妻说这根本不是咱们的。送你住院那天,没带来箱子——转脸问老苗:老苗,那天你陪我送他来的,我是没带箱子吧?

老苗想了想,肯定地说没带。

妻问我,这好端端的皮箱,怎么割破了呢?谁干的?你干的?里边装的什么?

她说着就要打开皮箱。

我急用双手按住,不许她打开。说里边没装别的什么,只不过是几本儿闲书。

妻哪里肯信,非要打开看不可。分明的,她的疑心和好奇心,反而被我刺激起来了。

老苗和小邵,一左一右,将我的两手往后拧,都说不管是不是你们的皮箱,反正在你病房里,你妻子打开瞧瞧里边究竟装的什么也无妨么!

我不是白痴。我看出来了——他俩的疑心和好奇心,是比我老婆有过之而无不及的。

皮箱掉在地上,箱盖儿摔开门。我曾用刀撬了半天没撬开,想不到竟摔开了。什么鬼皮箱啊!

钱——一捆捆的钱,从皮箱里散落了出来。

我一时低头望着愣住。

我妻子,老苗和小邵。也一时低头望着愣住。

我妻子莫明其妙地说:“这是些什么呀?”

我机械地回答了一个字:“钱”。

老苗和小邵几乎同时说:“钱?”——他们忍俊不禁,哈哈大笑起来。

我妻子说:“就算是钱吧!可你哪儿来的这么多钱呢?”

我气极败坏地说:“明明是钱么!什么叫就算是啊?难道你们看不出这都是百元一捆儿崭新崭新的钱呀?我卖了一个肾,要不能有这么多钱吗?”

“卖了一个肾?你站好,举起双臂!……”

于是老苗解开我的皮带,于是我的裤子落在地上,于是他撩起我衣襟,查看我身上有无刀口。结果可想而知。

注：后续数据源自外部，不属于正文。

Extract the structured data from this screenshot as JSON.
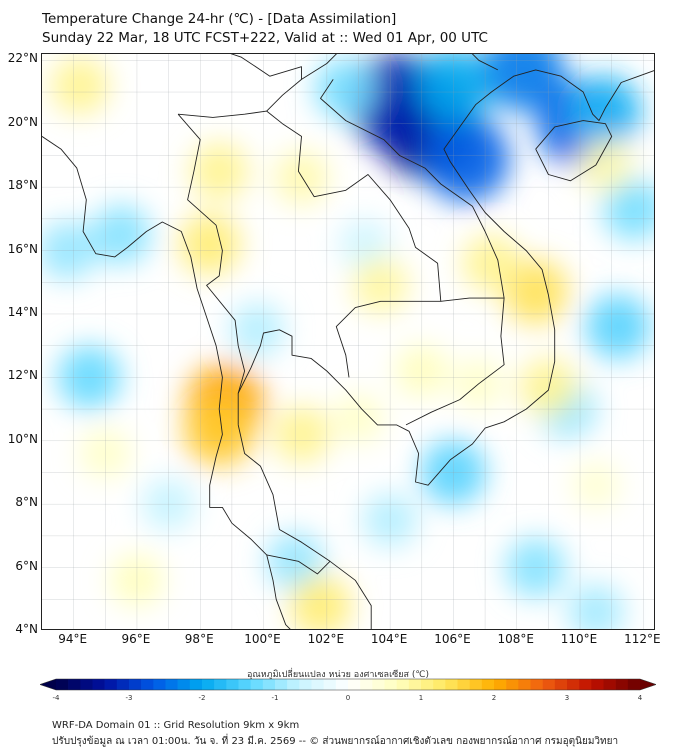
{
  "header": {
    "title_line1": "Temperature Change 24-hr (℃) - [Data Assimilation]",
    "title_line2": "Sunday 22 Mar, 18 UTC FCST+222, Valid at :: Wed 01 Apr, 00 UTC"
  },
  "map": {
    "lat_labels": [
      "22°N",
      "20°N",
      "18°N",
      "16°N",
      "14°N",
      "12°N",
      "10°N",
      "8°N",
      "6°N",
      "4°N"
    ],
    "lon_labels": [
      "94°E",
      "96°E",
      "98°E",
      "100°E",
      "102°E",
      "104°E",
      "106°E",
      "108°E",
      "110°E",
      "112°E"
    ],
    "lat_range": [
      4,
      22.2
    ],
    "lon_range": [
      93,
      112.4
    ],
    "field_blobs": [
      {
        "lon": 105.2,
        "lat": 19.9,
        "value": -3.5
      },
      {
        "lon": 104.2,
        "lat": 20.7,
        "value": -3.2
      },
      {
        "lon": 106.4,
        "lat": 18.9,
        "value": -2.6
      },
      {
        "lon": 108.2,
        "lat": 21.7,
        "value": -2.4
      },
      {
        "lon": 110.0,
        "lat": 20.0,
        "value": -2.6
      },
      {
        "lon": 110.8,
        "lat": 20.4,
        "value": -1.8
      },
      {
        "lon": 106.0,
        "lat": 21.2,
        "value": -2.0
      },
      {
        "lon": 102.6,
        "lat": 21.1,
        "value": -1.2
      },
      {
        "lon": 94.5,
        "lat": 12.0,
        "value": -1.3
      },
      {
        "lon": 95.5,
        "lat": 16.5,
        "value": -1.1
      },
      {
        "lon": 93.8,
        "lat": 16.0,
        "value": -1.0
      },
      {
        "lon": 111.7,
        "lat": 17.3,
        "value": -1.2
      },
      {
        "lon": 111.2,
        "lat": 13.6,
        "value": -1.4
      },
      {
        "lon": 109.6,
        "lat": 11.0,
        "value": -1.0
      },
      {
        "lon": 106.0,
        "lat": 9.0,
        "value": -1.4
      },
      {
        "lon": 108.6,
        "lat": 6.0,
        "value": -1.1
      },
      {
        "lon": 104.0,
        "lat": 7.5,
        "value": -0.8
      },
      {
        "lon": 101.0,
        "lat": 6.2,
        "value": -1.0
      },
      {
        "lon": 99.8,
        "lat": 13.5,
        "value": -0.8
      },
      {
        "lon": 103.2,
        "lat": 16.2,
        "value": -0.6
      },
      {
        "lon": 97.0,
        "lat": 8.0,
        "value": -0.7
      },
      {
        "lon": 110.5,
        "lat": 4.6,
        "value": -0.9
      },
      {
        "lon": 98.8,
        "lat": 11.2,
        "value": 2.1
      },
      {
        "lon": 98.6,
        "lat": 10.3,
        "value": 1.7
      },
      {
        "lon": 98.3,
        "lat": 16.2,
        "value": 1.2
      },
      {
        "lon": 98.6,
        "lat": 18.5,
        "value": 1.0
      },
      {
        "lon": 101.2,
        "lat": 18.3,
        "value": 0.8
      },
      {
        "lon": 94.2,
        "lat": 21.2,
        "value": 1.0
      },
      {
        "lon": 108.6,
        "lat": 14.7,
        "value": 1.4
      },
      {
        "lon": 107.2,
        "lat": 15.6,
        "value": 1.0
      },
      {
        "lon": 103.7,
        "lat": 14.9,
        "value": 0.9
      },
      {
        "lon": 101.2,
        "lat": 10.2,
        "value": 1.0
      },
      {
        "lon": 101.8,
        "lat": 4.8,
        "value": 1.2
      },
      {
        "lon": 109.0,
        "lat": 11.7,
        "value": 1.0
      },
      {
        "lon": 110.8,
        "lat": 18.7,
        "value": 0.8
      },
      {
        "lon": 105.0,
        "lat": 12.2,
        "value": 0.7
      },
      {
        "lon": 95.0,
        "lat": 9.6,
        "value": 0.6
      },
      {
        "lon": 96.0,
        "lat": 5.6,
        "value": 0.7
      },
      {
        "lon": 103.0,
        "lat": 10.7,
        "value": 0.6
      },
      {
        "lon": 110.5,
        "lat": 8.6,
        "value": 0.5
      },
      {
        "lon": 106.8,
        "lat": 11.8,
        "value": 0.6
      }
    ]
  },
  "colorbar": {
    "title": "อุณหภูมิเปลี่ยนแปลง หน่วย องศาเซลเซียส (℃)",
    "range": [
      -4,
      4
    ],
    "ticks": [
      "-4",
      "-3",
      "-2",
      "-1",
      "0",
      "1",
      "2",
      "3",
      "4"
    ],
    "colors": [
      "#00004a",
      "#0010a0",
      "#0058e6",
      "#00a8f0",
      "#5fd8ff",
      "#c8f4ff",
      "#ffffff",
      "#ffffc0",
      "#ffe860",
      "#ffb000",
      "#f06010",
      "#c01000",
      "#6a0000"
    ]
  },
  "footer": {
    "line1": "WRF-DA Domain 01 :: Grid Resolution 9km x 9km",
    "line2": "ปรับปรุงข้อมูล ณ เวลา 01:00น. วัน จ. ที่ 23 มี.ค. 2569 -- © ส่วนพยากรณ์อากาศเชิงตัวเลข กองพยากรณ์อากาศ กรมอุตุนิยมวิทยา"
  }
}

老苗说:“哈,哈,你又撒谎!你卖了一个肾,怎么身上没刀口?”

我只得进一步撒谎,说是预售了一个肾,这笔钱是医院预付的定金……

老苗看了小邵一眼,二人又忍不住哈哈大笑。

我妻子从地上抓起一捆钱,冲老苗拍几下,冲小邵拍几下,又羞又恼,眼泪汪汪地说:“你们看,你们看清楚!明明是一捆捆白纸,他偏说全都是钱!他还偏说是预售了自己一个肾的定金!我认为他就是精神失常了,可你们当领导的,为什么同意他今天出院啊?你们不能对他对我这么不负责任啊!”

我揉揉眼睛。盯住妻子手里那捆儿钱不错眼珠地死看——那明明的,千真万确地是一捆儿崭新的百元大钞!怎么在我妻眼里,在老苗和小邵子眼里,是一捆儿白纸呢?